About ten years ago, while still in graduate school, Homstvedt started experimented with the re-purposing of materials left over from a days work in the studio. He thought it was a shame not to use the colors left on my palette for something. The result was often loosely sketched ideas painted in thick strokes. He would, in turn, paint over these regularly, canceling out whatever was on the canvas previously.
Homstvedt been doing these 'Remnant Paintings" parallel to his other work in a daily studio practice for years now. Depositing paint onto (usually) small canvas panels, these start with thick painterly smears. Layer upon layer, the oils used here are taken from other paintings. In this way the "Remnant Paintings" contain a history of his painterly efforts.

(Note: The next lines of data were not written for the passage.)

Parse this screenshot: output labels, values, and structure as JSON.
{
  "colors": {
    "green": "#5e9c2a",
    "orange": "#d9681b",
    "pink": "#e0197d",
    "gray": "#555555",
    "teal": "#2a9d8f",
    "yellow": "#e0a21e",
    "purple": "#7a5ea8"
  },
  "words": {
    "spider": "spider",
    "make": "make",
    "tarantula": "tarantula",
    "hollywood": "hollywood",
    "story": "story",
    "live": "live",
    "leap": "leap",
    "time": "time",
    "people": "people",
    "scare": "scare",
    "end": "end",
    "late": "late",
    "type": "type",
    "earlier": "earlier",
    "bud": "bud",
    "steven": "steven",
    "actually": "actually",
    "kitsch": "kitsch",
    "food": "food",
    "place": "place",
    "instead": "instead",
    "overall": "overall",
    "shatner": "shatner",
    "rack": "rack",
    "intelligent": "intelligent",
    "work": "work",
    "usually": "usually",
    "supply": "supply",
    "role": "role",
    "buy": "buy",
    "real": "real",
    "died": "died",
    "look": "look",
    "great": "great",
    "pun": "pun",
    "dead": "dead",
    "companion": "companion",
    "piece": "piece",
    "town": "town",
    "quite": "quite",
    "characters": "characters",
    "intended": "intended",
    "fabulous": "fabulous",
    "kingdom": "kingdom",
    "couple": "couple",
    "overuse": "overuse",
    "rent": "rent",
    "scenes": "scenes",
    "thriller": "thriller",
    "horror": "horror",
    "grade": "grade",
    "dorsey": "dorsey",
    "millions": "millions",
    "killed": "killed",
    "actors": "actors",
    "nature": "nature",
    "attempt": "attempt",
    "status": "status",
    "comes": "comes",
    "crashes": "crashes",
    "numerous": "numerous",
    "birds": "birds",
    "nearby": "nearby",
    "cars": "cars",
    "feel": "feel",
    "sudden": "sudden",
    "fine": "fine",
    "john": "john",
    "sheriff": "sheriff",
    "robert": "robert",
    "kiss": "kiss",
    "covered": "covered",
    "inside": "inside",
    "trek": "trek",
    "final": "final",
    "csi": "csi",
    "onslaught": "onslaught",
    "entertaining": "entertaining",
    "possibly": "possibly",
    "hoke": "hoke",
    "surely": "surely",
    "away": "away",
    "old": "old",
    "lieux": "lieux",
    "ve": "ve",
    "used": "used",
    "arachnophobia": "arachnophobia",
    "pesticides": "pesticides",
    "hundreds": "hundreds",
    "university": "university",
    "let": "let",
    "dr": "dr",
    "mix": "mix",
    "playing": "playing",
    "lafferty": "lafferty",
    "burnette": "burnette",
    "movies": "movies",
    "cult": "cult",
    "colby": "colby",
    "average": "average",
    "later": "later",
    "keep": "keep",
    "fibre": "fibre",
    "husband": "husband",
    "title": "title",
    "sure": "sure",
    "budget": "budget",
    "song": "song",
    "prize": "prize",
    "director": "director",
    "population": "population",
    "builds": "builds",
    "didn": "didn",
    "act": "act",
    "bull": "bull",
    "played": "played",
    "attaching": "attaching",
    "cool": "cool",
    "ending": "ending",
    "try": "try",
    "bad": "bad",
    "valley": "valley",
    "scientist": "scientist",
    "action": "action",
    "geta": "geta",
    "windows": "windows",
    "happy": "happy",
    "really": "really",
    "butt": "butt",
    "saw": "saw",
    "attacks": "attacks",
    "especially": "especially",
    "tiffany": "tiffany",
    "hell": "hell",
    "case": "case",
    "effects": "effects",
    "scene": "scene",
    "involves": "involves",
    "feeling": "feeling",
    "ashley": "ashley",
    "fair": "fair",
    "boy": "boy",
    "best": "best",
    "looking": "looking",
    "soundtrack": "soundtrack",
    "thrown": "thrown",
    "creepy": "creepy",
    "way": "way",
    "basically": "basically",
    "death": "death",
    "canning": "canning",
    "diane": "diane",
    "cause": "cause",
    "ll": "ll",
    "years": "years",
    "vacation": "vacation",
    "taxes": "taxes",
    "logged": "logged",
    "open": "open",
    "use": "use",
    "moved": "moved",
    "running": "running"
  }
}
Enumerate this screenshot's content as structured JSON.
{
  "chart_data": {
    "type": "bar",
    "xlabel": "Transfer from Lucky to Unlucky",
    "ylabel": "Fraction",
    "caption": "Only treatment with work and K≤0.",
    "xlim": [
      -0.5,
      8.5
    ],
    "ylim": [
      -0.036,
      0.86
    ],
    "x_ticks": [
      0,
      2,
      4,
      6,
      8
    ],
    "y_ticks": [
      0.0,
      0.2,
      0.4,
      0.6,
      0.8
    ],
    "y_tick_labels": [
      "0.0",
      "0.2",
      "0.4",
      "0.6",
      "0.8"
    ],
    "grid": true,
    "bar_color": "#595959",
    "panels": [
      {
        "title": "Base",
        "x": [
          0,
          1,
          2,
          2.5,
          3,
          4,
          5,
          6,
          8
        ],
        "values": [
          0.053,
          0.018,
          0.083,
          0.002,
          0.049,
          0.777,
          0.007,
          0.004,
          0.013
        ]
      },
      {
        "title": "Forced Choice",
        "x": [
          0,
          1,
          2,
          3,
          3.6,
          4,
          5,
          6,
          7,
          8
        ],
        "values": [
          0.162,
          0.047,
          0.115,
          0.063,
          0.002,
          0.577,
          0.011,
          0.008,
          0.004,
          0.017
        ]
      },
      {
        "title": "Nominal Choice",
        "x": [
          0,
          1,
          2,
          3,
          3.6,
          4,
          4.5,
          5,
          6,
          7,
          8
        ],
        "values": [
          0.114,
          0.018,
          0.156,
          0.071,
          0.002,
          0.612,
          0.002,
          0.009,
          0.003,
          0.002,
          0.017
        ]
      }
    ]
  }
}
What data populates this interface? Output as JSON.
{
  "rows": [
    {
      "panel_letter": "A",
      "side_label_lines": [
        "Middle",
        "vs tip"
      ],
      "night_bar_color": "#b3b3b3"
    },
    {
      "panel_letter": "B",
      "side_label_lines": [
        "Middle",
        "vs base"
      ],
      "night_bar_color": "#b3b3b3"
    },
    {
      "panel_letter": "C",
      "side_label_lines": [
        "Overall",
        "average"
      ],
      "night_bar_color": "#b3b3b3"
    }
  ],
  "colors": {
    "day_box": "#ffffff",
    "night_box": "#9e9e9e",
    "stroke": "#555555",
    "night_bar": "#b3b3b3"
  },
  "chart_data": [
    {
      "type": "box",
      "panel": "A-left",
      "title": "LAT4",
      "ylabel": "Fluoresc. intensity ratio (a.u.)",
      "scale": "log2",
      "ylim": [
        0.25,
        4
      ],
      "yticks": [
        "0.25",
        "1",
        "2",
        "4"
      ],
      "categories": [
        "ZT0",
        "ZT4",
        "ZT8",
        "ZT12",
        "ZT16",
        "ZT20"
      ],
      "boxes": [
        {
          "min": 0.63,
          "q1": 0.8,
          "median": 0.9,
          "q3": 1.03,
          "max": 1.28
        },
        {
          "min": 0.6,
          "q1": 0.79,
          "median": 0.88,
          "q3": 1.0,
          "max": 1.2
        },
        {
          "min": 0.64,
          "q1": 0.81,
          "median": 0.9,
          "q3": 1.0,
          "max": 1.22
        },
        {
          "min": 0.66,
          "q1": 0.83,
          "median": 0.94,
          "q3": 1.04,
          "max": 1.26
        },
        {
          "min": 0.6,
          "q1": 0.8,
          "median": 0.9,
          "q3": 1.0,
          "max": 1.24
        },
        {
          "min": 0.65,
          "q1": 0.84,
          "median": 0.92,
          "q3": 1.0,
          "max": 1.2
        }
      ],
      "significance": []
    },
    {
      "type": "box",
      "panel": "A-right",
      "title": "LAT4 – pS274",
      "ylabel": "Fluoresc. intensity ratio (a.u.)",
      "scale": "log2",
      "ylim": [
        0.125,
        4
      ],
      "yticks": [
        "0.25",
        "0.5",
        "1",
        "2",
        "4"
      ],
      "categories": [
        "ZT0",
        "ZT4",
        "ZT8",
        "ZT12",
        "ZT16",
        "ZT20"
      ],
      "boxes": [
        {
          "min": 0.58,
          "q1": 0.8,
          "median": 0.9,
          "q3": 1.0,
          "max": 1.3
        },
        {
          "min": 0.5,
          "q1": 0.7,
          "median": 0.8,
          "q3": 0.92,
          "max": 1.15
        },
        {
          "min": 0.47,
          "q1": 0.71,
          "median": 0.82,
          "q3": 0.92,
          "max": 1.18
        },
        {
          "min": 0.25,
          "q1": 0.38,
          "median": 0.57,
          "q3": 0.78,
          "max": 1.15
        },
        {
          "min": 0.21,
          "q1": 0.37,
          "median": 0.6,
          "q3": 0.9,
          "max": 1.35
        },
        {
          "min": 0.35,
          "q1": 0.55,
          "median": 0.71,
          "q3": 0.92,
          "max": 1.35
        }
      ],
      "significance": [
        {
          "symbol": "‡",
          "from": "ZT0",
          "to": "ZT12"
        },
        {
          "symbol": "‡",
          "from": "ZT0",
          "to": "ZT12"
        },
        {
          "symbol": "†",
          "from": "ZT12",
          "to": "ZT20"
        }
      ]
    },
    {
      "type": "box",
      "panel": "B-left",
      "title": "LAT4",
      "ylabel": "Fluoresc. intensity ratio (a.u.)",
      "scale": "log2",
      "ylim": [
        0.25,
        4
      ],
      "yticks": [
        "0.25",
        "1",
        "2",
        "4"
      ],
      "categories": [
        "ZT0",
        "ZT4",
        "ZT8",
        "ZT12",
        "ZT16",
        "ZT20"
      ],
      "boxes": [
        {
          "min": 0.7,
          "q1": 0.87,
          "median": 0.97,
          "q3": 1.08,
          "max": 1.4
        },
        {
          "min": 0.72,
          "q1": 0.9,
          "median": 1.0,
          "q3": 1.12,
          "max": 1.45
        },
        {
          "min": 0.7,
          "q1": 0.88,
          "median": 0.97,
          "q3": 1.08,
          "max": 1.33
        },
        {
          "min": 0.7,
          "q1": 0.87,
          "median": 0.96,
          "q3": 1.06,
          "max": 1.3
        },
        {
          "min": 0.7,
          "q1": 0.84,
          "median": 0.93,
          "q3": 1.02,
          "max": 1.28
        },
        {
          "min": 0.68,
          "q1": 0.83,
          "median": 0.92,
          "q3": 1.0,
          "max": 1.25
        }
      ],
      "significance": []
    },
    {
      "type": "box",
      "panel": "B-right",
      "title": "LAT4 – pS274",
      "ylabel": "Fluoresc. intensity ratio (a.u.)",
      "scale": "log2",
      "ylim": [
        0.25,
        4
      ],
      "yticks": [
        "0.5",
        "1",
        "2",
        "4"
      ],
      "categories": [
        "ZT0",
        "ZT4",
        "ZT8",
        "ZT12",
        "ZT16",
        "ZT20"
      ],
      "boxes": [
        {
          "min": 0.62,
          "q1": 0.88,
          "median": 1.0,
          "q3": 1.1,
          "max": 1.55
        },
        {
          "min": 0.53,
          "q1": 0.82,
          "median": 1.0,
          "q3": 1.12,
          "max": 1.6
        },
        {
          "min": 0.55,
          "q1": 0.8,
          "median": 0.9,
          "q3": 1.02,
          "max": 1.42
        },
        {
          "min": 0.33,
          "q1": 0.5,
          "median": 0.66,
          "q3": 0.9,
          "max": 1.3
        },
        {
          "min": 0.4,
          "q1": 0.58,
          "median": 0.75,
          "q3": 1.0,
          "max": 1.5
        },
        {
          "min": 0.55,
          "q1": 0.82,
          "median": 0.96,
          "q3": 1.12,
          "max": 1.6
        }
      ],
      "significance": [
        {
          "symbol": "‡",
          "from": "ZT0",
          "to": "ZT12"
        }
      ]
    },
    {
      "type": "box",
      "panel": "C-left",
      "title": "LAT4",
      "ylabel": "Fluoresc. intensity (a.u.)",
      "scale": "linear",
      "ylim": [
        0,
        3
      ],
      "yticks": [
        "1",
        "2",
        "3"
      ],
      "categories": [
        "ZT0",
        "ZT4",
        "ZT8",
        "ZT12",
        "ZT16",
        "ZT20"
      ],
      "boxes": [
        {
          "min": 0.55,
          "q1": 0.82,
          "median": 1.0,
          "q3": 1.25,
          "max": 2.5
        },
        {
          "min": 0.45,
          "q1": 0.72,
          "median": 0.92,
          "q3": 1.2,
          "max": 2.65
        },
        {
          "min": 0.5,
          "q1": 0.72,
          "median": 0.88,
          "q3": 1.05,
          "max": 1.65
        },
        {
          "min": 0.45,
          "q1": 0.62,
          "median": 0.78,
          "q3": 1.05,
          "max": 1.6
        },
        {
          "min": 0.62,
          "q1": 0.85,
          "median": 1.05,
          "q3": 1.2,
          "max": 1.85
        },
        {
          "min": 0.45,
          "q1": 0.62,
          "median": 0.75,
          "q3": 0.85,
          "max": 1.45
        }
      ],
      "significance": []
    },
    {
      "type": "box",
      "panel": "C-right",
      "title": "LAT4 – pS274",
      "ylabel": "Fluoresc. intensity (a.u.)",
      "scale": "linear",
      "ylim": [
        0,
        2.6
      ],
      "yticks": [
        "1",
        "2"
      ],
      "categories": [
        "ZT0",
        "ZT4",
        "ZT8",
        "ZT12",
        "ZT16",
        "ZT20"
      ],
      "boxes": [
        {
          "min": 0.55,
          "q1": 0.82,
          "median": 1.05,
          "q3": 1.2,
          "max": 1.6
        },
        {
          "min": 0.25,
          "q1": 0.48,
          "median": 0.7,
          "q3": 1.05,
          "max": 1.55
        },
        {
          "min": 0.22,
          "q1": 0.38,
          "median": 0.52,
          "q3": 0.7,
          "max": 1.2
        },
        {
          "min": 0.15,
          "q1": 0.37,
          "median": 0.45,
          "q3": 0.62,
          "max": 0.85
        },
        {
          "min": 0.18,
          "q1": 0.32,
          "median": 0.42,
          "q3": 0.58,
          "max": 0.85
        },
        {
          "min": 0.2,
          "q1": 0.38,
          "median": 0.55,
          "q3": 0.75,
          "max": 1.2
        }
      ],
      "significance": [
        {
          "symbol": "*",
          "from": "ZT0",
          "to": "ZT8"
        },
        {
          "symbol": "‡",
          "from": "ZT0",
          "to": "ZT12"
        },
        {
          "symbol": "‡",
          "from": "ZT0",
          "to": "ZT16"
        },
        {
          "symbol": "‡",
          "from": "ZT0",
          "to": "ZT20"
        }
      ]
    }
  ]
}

Gradually, these panels take shape as each layer is allowed to dry for months and years. Erasing and adding. Layer upon layer, the left-over material are shaped, organically, into new paintings. In the final form exhibited, these panels reveal a stratified palimpsest hinting at its memory of production as well as edited imagery. Painting upon paintings.
About Håvard Homstvedt
Though representational, Håvard Homstvedt’s paintings and sculptures draw particular attention to texture and surface through the use of textile-inspired patterns. “I like textures and the feel of handicrafts—the imprint, or weave, if you can put it this way,” he has said. “Often a kind of textile texture is present.” From Homstvedt’s patterns, illusionistic yet ambiguous spaces and scenes emerge. In Wall (2006), a strange creature moves through a universe of stripes; in Tarp (2005), figures composed from various patterns—lace, crinkly gold, muted stripes—struggle under the weight of a coffin.